Ветки деревьев обозначились на посветлевшем небе, образовав спутанную черную сетку. Люди торопливо поднимались, застигнутые врасплох тем, чего так долго ждали. Они находились у подошвы холма и за тесной еловой порослью не видели того, что делалось на опушке. Но небо над их головами окрасилось в зеленоватый, неживой цвет, затем стало розовым и снова позеленело. Тени двигались, трепетали на шинелях бойцов и, казалось, нестройно шумели, проносясь по опавшей хвое, по листьям. Люди смотрели вверх, словно со дна ущелья, над которым пролетала гроза.
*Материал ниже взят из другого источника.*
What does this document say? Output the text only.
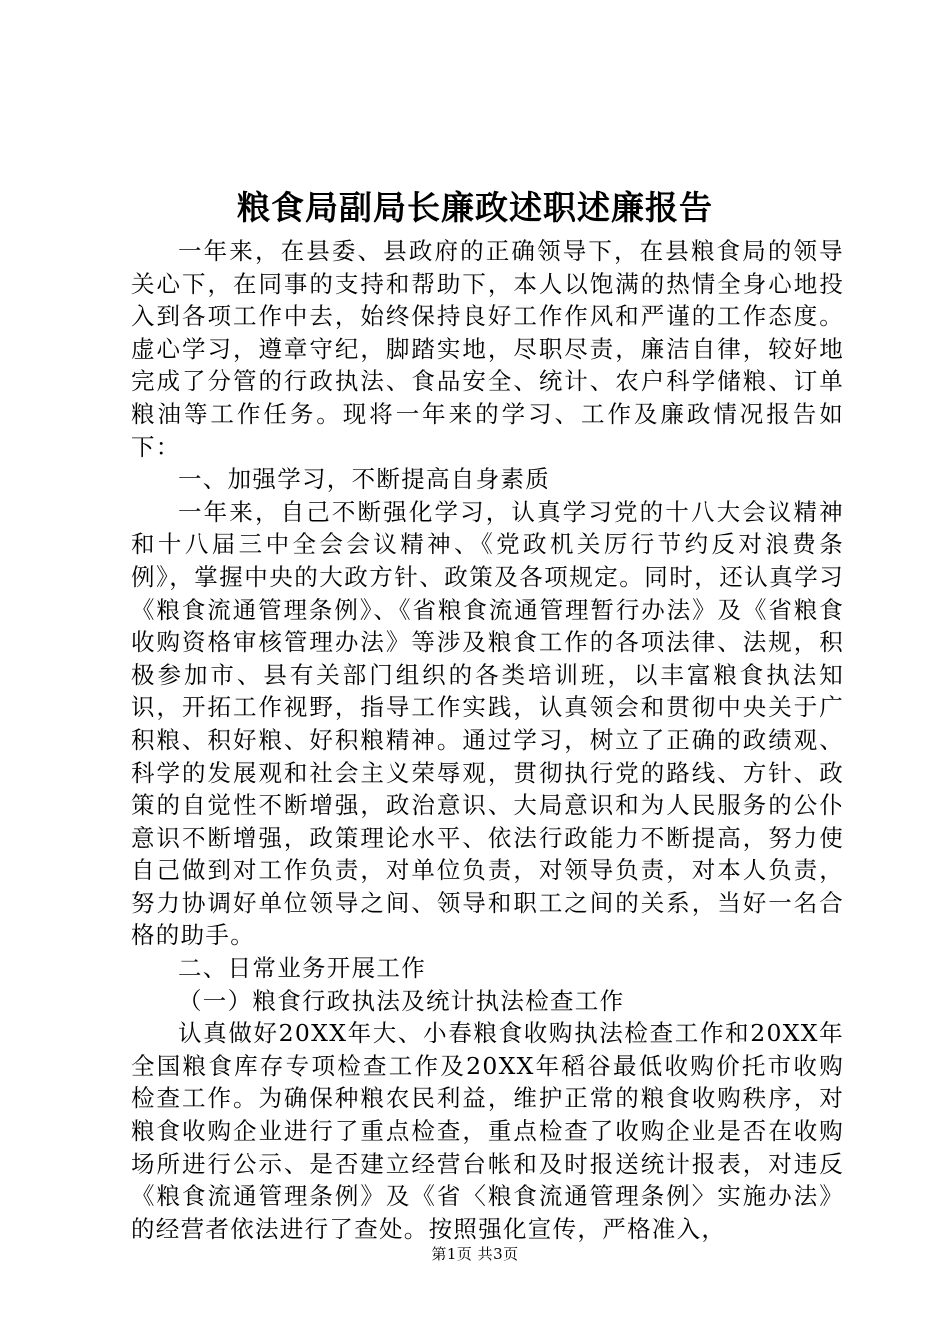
粮食局副局长廉政述职述廉报告

一年来，在县委、县政府的正确领导下，在县粮食局的领导关心下，在同事的支持和帮助下，本人以饱满的热情全身心地投入到各项工作中去，始终保持良好工作作风和严谨的工作态度。虚心学习，遵章守纪，脚踏实地，尽职尽责，廉洁自律，较好地完成了分管的行政执法、食品安全、统计、农户科学储粮、订单粮油等工作任务。现将一年来的学习、工作及廉政情况报告如下：

一、加强学习，不断提高自身素质

一年来，自己不断强化学习，认真学习党的十八大会议精神和十八届三中全会会议精神、《党政机关厉行节约反对浪费条例》，掌握中央的大政方针、政策及各项规定。同时，还认真学习《粮食流通管理条例》、《省粮食流通管理暂行办法》及《省粮食收购资格审核管理办法》等涉及粮食工作的各项法律、法规，积极参加市、县有关部门组织的各类培训班，以丰富粮食执法知识，开拓工作视野，指导工作实践，认真领会和贯彻中央关于广积粮、积好粮、好积粮精神。通过学习，树立了正确的政绩观、科学的发展观和社会主义荣辱观，贯彻执行党的路线、方针、政策的自觉性不断增强，政治意识、大局意识和为人民服务的公仆意识不断增强，政策理论水平、依法行政能力不断提高，努力使自己做到对工作负责，对单位负责，对领导负责，对本人负责，努力协调好单位领导之间、领导和职工之间的关系，当好一名合格的助手。

二、日常业务开展工作

（一）粮食行政执法及统计执法检查工作

认真做好20XX年大、小春粮食收购执法检查工作和20XX年全国粮食库存专项检查工作及20XX年稻谷最低收购价托市收购检查工作。为确保种粮农民利益，维护正常的粮食收购秩序，对粮食收购企业进行了重点检查，重点检查了收购企业是否在收购场所进行公示、是否建立经营台帐和及时报送统计报表，对违反《粮食流通管理条例》及《省〈粮食流通管理条例〉实施办法》的经营者依法进行了查处。按照强化宣传，严格准入，

第1页 共3页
На их лицах, мгновенно освещавшихся и вновь тонувших в сумраке, как будто мелькали отсветы молний.

Рябышев отвернулся и по-детски закрыл лицо левой рукой, выставив локоть.

— Ракеты пускает… Не видал, что ли, — сказал Двоеглазов, — сутулый, узкоплечий, — сострадательно глядя на широкого, могучего Рябышева.

Тот опустил руку и посмотрел на солдата блестящими глазами.

— Около меня держись, — посоветовал Двоеглазов. — Я побегу — и ты за мной, я стрелять начну — и ты пали, я лягу — и ты вались.

— Ага, — выдавил из себя Рябышев.

Двоеглазов повернулся к Уланову.

— Ничего, ребятки, обтерпитесь, — сказал он. — По первому разу, конечно, жутковато…

— Я, кажется, не жалуюсь, — запальчиво возразил Николай.

— Ну, молодец! — дружелюбно сказал солдат.